GLOVES in Sign Language
Before showing the "That Deaf Guy" comic strip during the warm-up at the start of the ASL class, I asked my ASL students a riddle in ASL (translated as), "In the winters, hearing people wear mittens, Deaf people use gloves, and codas use what?" The students had fun with this riddle. Answer below.
But, first what is the sign for "gloves" in ASL?
Meaning: A covering for the hand worn for protection against cold or dirt and typically having separate parts for each finger and the thumb.
Pronunciation (sign description): Dominant horizontal, "10" hand with its palm facing non-dominant upright flat hand whose palm also faces the dominant palm brushes down the non-dominant palm.
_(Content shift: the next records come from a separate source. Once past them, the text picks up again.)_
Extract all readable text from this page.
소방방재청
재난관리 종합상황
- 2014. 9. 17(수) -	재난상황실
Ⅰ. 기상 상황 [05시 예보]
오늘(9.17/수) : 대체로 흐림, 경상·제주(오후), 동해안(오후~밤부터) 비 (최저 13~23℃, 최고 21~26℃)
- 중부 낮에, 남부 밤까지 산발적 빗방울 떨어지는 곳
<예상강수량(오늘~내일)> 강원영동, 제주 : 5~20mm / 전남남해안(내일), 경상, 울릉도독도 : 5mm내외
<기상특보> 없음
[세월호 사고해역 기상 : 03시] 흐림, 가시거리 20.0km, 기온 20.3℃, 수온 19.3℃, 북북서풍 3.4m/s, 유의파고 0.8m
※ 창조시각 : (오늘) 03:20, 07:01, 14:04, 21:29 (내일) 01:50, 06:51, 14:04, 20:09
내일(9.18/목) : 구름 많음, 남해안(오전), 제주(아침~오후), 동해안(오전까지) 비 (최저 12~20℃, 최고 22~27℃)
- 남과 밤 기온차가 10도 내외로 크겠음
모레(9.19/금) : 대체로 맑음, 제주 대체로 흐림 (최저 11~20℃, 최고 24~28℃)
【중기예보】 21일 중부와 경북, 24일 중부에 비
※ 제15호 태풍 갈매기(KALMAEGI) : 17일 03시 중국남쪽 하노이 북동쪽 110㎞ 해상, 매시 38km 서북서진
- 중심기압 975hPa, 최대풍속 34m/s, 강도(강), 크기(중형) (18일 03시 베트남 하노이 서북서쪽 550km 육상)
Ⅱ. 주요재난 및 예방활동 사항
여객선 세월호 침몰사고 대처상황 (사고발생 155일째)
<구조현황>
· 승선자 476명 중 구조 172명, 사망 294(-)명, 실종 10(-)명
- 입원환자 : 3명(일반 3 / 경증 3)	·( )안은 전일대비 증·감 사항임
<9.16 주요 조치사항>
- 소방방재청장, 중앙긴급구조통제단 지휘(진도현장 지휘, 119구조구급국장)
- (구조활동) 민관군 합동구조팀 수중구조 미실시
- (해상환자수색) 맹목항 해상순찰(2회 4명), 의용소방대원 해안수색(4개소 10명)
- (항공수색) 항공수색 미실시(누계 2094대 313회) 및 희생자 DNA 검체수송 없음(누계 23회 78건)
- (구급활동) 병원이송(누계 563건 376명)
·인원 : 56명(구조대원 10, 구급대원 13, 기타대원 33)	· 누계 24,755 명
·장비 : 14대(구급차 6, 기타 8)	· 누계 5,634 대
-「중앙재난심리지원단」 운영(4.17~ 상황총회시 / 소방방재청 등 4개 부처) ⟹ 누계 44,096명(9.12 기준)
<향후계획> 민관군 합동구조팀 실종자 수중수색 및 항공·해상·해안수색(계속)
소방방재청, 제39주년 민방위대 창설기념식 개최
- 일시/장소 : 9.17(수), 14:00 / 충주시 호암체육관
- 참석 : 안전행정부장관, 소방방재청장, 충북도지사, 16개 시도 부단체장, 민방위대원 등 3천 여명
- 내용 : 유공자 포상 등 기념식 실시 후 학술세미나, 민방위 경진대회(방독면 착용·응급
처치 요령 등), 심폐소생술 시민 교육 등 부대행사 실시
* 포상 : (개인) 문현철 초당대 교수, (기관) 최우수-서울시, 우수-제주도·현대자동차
Repeat with the vice versa. Note that the "10" handshape is not in its firm form. It starts from loose hand into "10" as it moves down the palm.
For those who are not familiar with "coda", codas are (hearing) children of Deaf parents. Codas are known as the "third culture" where they grow up both in hearing and Deaf worlds, speaking two languages in two modalities (visual-spatial and aural-vocal).
Probably like many kids of Deaf parents, my kid never wore MITTENS as it failed one of the criteria -- you know what it is. Maybe GLITTENS, maybe just once or so. It took a bit of effort to put my kid's little cute HANDS (fingers and thumbs) into finger-y knit gloves. Sometimes, her two fingers accidentally ended up sliding into one knit finger, especially when one's in rush.